Liberty & Justice sells fair trade, made in Africa, ethically manufactured, African organic cotton clothing and has a 90 per cent female workforce. The workers own 49 per cent of the company's shares and its profits are pledged to the Liberty & Justice Foundation, which reinvests in the community via programmes in economic empowerment, education and healthcare.

“In Liberia women have been excluded from the most productive sectors of the economy, so we knew that investing in them would give us the best returns in terms of impact and investment,” explains Liberty.

Partly in response to the downturn in manufacturing contracts due to the Ebola crisis in 2014-15, Liberty launched Liberty & Justice's UNIFORM label, which operates on the one-for-one model (much like TOMS shoes). “We had all these machines that were underused during the crisis,” says Liberty. “I thought how best to salvage the situation and came up with the idea for UNIFORM.”

UNIFORM donates a school uniform to a Liberian child for every piece of clothing sold, which are then distributed by non-profit partners.

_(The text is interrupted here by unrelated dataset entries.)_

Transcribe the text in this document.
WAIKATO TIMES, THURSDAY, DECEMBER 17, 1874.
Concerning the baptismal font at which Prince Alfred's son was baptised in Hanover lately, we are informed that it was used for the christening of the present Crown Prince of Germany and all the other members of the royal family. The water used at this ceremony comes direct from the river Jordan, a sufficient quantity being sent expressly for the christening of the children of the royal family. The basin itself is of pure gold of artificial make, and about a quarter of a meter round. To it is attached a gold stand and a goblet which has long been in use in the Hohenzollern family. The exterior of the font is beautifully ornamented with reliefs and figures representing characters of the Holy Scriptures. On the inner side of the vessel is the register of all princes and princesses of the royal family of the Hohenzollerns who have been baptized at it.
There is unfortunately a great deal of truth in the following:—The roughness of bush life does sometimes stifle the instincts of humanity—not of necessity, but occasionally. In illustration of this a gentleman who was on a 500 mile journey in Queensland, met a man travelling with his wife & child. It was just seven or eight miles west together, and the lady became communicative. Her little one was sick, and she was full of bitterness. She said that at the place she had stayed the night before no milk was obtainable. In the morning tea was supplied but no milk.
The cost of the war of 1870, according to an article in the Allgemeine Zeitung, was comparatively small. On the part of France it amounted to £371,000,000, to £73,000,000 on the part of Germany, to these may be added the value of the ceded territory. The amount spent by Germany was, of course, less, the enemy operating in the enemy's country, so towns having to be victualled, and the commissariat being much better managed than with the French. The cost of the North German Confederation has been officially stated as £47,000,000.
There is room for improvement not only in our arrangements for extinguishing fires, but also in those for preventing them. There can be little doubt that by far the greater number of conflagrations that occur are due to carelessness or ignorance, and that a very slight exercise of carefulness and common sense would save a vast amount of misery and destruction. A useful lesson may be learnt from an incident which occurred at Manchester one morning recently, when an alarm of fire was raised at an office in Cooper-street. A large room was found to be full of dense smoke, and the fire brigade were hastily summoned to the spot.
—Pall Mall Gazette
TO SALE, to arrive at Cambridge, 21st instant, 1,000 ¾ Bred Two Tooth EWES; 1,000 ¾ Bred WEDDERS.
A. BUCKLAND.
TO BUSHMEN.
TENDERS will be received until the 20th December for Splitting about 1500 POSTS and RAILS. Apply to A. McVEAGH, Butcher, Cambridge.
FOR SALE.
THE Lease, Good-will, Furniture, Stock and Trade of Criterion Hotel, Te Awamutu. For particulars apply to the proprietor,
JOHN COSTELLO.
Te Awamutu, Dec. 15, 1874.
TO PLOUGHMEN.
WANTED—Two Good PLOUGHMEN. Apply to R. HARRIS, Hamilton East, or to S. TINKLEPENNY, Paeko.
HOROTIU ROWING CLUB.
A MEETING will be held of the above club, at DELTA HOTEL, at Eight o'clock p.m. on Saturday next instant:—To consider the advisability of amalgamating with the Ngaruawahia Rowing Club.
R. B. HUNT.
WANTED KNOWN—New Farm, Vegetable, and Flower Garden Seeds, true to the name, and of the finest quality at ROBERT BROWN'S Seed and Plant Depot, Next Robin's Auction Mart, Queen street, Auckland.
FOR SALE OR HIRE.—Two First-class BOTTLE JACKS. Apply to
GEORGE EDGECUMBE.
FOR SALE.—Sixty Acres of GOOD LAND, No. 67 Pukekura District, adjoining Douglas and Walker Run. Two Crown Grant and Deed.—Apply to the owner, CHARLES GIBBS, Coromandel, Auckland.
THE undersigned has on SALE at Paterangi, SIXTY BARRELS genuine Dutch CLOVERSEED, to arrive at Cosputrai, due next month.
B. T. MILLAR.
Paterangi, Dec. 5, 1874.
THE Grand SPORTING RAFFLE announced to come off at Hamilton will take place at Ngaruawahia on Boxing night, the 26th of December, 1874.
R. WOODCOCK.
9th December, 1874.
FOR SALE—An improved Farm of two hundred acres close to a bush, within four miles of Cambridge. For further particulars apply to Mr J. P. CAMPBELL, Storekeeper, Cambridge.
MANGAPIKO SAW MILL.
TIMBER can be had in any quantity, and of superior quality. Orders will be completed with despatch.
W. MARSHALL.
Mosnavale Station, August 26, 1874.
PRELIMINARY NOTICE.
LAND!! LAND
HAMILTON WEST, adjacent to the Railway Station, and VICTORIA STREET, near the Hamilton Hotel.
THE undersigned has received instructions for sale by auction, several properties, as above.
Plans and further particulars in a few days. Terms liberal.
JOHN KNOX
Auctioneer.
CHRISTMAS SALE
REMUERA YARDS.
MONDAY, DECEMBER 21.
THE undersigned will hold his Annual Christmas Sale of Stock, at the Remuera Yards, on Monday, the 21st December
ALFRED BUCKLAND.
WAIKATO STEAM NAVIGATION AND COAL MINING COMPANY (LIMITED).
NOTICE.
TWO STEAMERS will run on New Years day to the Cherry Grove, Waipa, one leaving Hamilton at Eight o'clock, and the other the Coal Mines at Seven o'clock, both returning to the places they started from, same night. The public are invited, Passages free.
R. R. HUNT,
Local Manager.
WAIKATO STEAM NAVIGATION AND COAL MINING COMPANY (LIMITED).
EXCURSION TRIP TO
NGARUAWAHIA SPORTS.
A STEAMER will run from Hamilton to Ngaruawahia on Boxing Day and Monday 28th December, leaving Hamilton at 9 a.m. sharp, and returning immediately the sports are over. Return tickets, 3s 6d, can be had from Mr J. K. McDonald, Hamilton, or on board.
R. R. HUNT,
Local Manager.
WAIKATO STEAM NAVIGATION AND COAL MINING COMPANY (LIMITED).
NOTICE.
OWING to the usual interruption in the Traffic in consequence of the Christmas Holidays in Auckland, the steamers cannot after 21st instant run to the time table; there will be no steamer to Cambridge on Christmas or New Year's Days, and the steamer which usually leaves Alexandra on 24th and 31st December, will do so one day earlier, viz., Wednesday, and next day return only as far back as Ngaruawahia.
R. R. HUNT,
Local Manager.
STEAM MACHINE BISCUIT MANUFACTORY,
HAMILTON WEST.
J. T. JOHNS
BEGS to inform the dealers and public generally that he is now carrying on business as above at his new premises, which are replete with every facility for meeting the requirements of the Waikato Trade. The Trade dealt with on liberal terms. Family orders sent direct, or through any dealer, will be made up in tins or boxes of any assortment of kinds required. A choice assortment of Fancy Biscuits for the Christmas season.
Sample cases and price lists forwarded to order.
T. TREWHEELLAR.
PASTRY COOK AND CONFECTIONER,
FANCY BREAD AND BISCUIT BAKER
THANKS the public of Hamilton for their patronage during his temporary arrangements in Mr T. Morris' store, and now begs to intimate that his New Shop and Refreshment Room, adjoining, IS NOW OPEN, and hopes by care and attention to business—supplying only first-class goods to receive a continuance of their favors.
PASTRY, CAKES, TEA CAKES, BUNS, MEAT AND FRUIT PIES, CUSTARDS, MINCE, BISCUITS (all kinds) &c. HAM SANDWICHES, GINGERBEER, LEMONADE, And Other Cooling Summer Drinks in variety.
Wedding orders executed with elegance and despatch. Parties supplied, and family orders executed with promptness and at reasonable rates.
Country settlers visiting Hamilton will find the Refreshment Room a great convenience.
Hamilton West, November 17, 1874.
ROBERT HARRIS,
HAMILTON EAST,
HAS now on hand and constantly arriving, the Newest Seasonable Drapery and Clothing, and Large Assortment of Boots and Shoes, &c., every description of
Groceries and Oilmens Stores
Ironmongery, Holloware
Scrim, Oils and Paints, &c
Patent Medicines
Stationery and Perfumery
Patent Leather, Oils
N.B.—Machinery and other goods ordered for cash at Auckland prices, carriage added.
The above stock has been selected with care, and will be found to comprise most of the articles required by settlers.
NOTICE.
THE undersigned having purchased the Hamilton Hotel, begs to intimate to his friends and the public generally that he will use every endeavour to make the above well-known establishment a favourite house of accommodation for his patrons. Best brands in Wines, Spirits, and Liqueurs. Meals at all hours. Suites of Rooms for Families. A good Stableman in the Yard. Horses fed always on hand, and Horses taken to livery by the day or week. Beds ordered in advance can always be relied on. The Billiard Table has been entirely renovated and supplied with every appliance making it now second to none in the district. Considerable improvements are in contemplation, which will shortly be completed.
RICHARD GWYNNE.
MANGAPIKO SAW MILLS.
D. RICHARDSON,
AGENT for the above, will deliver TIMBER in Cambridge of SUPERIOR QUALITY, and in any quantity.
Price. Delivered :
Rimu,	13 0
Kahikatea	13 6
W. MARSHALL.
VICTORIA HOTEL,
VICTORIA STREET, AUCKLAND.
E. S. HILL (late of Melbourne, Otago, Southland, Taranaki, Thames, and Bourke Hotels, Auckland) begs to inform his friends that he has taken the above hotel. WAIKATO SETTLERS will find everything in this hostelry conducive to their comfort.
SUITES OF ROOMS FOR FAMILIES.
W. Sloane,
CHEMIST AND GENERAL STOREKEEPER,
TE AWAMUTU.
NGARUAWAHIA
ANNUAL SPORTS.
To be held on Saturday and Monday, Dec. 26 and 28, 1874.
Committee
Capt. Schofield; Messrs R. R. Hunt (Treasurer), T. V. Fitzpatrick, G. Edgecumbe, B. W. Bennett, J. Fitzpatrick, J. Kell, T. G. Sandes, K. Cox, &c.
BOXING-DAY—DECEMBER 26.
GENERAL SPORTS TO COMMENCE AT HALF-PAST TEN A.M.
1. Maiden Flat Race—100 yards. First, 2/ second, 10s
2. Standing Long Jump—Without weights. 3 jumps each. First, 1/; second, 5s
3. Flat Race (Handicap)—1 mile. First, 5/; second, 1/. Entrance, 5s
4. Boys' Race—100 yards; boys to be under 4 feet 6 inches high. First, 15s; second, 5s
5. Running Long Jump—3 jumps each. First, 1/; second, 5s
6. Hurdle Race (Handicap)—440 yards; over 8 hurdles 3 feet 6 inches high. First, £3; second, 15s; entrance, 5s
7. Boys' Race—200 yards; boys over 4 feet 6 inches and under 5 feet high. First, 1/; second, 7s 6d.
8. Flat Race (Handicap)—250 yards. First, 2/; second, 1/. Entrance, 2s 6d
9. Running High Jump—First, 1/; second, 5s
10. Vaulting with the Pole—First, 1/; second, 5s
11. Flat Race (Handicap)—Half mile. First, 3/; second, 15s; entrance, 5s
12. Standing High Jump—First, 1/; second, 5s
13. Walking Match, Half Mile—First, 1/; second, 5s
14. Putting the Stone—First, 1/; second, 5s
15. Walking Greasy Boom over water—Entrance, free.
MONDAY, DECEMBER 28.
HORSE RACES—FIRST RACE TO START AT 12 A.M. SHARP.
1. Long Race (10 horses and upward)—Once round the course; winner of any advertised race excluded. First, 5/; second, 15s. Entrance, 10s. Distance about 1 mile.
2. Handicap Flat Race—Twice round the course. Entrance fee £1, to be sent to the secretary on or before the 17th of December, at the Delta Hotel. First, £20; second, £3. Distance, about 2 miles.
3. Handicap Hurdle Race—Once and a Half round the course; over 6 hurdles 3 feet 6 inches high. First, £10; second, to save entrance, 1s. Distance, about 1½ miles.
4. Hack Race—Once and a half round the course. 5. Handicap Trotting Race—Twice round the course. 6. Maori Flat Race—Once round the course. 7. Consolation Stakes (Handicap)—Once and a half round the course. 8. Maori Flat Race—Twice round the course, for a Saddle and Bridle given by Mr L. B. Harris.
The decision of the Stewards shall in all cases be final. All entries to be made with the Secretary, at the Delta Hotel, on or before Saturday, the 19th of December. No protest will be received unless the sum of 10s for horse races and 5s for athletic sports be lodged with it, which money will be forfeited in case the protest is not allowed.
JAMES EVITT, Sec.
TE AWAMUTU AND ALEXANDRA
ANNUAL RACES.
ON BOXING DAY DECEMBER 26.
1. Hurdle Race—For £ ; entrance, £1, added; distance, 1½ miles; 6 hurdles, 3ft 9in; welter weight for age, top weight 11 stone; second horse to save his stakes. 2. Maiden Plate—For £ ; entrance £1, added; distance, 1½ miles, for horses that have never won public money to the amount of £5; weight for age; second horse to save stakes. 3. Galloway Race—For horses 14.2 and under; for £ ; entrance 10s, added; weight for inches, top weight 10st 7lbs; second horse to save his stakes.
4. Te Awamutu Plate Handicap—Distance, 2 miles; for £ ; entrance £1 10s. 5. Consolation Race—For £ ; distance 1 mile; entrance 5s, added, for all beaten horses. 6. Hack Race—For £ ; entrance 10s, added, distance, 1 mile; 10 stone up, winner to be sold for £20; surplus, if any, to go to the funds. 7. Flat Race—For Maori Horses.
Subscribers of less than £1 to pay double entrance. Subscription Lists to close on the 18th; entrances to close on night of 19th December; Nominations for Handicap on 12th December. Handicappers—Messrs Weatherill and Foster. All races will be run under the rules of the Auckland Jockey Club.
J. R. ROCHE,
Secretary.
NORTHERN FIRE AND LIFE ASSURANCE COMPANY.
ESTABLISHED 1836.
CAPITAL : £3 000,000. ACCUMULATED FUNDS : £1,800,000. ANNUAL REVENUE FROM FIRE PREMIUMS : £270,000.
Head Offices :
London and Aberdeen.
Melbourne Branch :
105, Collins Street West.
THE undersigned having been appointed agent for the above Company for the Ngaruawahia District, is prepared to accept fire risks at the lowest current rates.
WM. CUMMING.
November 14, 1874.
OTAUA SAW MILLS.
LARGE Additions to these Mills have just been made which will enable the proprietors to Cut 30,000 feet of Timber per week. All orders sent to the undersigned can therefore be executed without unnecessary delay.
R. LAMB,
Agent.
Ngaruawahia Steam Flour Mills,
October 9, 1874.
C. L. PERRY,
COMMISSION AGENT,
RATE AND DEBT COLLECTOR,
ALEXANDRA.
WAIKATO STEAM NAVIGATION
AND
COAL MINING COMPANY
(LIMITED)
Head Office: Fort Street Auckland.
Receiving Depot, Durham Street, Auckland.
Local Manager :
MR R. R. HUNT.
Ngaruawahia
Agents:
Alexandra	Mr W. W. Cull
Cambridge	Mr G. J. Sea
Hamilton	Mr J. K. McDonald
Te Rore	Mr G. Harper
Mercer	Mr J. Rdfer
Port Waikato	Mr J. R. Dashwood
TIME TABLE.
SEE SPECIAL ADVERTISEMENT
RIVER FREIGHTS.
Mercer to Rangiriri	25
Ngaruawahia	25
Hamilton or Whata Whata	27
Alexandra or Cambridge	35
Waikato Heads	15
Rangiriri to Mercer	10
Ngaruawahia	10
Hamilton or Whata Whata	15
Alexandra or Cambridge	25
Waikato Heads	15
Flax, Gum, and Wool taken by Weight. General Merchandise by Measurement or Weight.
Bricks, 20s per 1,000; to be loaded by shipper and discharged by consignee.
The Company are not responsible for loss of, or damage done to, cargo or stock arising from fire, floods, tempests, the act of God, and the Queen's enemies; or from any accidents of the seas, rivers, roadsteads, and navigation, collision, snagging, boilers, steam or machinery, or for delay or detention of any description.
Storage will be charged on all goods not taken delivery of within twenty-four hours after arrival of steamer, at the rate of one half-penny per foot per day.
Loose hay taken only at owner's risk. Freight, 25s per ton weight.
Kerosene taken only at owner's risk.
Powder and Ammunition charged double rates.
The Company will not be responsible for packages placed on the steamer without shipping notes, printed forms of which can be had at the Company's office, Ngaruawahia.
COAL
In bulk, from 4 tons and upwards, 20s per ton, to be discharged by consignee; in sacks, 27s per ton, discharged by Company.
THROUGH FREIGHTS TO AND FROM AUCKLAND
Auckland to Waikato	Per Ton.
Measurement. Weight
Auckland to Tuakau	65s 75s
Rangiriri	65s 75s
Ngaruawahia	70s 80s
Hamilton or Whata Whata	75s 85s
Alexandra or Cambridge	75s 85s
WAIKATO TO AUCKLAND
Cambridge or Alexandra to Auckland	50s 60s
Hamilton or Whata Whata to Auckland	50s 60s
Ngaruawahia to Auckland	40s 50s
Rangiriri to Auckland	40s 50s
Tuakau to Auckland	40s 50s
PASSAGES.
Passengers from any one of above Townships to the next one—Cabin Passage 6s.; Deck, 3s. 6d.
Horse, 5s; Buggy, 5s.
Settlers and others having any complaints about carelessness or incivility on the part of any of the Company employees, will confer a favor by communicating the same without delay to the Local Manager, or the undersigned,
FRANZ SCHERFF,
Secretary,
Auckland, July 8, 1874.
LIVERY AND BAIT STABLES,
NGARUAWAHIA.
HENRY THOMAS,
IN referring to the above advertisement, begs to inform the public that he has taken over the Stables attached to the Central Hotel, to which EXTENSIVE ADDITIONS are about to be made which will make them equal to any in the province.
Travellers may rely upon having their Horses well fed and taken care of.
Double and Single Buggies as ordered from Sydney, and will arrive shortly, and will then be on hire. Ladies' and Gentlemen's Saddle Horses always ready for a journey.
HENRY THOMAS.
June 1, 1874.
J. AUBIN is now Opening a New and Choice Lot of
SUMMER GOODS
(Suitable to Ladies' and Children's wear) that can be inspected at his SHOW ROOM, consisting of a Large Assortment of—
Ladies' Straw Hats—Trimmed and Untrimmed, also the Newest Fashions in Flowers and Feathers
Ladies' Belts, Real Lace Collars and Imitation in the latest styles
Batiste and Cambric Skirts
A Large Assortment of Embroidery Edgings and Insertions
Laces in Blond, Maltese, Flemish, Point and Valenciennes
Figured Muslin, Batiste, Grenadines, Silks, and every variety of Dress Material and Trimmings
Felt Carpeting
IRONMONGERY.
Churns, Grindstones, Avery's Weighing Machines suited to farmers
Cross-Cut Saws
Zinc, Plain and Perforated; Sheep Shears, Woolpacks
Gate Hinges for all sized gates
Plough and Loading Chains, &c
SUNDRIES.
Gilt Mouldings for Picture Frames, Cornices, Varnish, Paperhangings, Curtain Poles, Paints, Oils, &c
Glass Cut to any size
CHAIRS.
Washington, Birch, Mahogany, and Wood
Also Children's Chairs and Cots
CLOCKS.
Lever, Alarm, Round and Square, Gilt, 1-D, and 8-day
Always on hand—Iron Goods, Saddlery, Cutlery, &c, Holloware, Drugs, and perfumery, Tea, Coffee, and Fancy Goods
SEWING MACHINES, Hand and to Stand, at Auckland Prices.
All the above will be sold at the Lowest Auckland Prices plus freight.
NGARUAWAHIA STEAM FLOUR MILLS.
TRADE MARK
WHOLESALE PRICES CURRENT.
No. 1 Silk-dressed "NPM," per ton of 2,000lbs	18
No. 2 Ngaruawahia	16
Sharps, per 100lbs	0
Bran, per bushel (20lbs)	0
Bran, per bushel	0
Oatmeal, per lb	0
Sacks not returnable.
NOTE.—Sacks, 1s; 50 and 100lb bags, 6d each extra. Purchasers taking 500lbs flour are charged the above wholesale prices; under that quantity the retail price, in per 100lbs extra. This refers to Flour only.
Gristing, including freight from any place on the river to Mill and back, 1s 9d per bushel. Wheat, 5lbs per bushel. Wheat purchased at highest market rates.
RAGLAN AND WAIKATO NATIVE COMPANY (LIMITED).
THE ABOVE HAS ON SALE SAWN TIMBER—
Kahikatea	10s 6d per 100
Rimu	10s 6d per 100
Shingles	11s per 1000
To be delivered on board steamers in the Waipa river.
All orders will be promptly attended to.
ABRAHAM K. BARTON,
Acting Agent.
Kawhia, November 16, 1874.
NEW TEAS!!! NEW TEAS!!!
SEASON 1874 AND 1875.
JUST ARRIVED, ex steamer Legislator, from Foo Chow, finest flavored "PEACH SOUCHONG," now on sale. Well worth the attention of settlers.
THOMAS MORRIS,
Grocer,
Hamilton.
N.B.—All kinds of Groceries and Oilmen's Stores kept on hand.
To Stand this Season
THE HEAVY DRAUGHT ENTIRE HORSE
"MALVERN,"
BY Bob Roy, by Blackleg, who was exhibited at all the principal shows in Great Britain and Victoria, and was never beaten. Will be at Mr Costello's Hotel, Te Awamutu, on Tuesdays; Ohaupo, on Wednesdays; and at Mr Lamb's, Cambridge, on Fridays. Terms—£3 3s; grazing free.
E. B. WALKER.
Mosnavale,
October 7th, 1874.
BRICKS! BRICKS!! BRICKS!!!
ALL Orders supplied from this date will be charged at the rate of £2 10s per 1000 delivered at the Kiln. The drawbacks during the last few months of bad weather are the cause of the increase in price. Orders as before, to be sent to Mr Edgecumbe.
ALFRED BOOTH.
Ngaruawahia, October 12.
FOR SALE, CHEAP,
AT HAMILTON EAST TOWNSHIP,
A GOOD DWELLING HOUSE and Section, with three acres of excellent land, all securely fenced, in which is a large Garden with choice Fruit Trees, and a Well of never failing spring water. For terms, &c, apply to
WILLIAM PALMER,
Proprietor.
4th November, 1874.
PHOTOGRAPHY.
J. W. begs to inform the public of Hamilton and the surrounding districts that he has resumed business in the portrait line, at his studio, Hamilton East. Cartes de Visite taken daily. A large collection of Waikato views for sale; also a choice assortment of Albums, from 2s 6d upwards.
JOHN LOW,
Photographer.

Free school uniforms can raise test scores and reduce school absenteeism, according to research from the Abdul Latif Jameel Poverty Action Lab based at MIT. And education is valued at the company level as well. Nearly all of the children whose mothers work at the company are enrolled in school, compared with a national average of 44 per cent. To date, Liberty & Justice has donated 20,000 uniforms. 

“With Liberty & Justice, we wanted to show that our workers could build a beautiful life from what they earned in the private sector and it didn't have to be with one of the big concessionaires,” says Liberty. “You get to build a beautiful life, business, family and sleep well at night.”


“Social entrepreneurship” is a catch-all phrase applied to a wide range of ventures that might be non-profit, for profit or a hybrid. Helpfully, Roger L Martin and Sally Osberg set out its three essential components in the Stanford Social Innovation Review: identifying a problem that lacks sufficient support to achieve a solution; identifying a novel potential solution or action, and creating an organisation and/or ecosystem to support the action/solution. The overarching goal that all social entrepreneurship shares, they go on to say, is large-scale, transformational, mission-related impact, tackling issues such as education, climate change and communications infrastructure.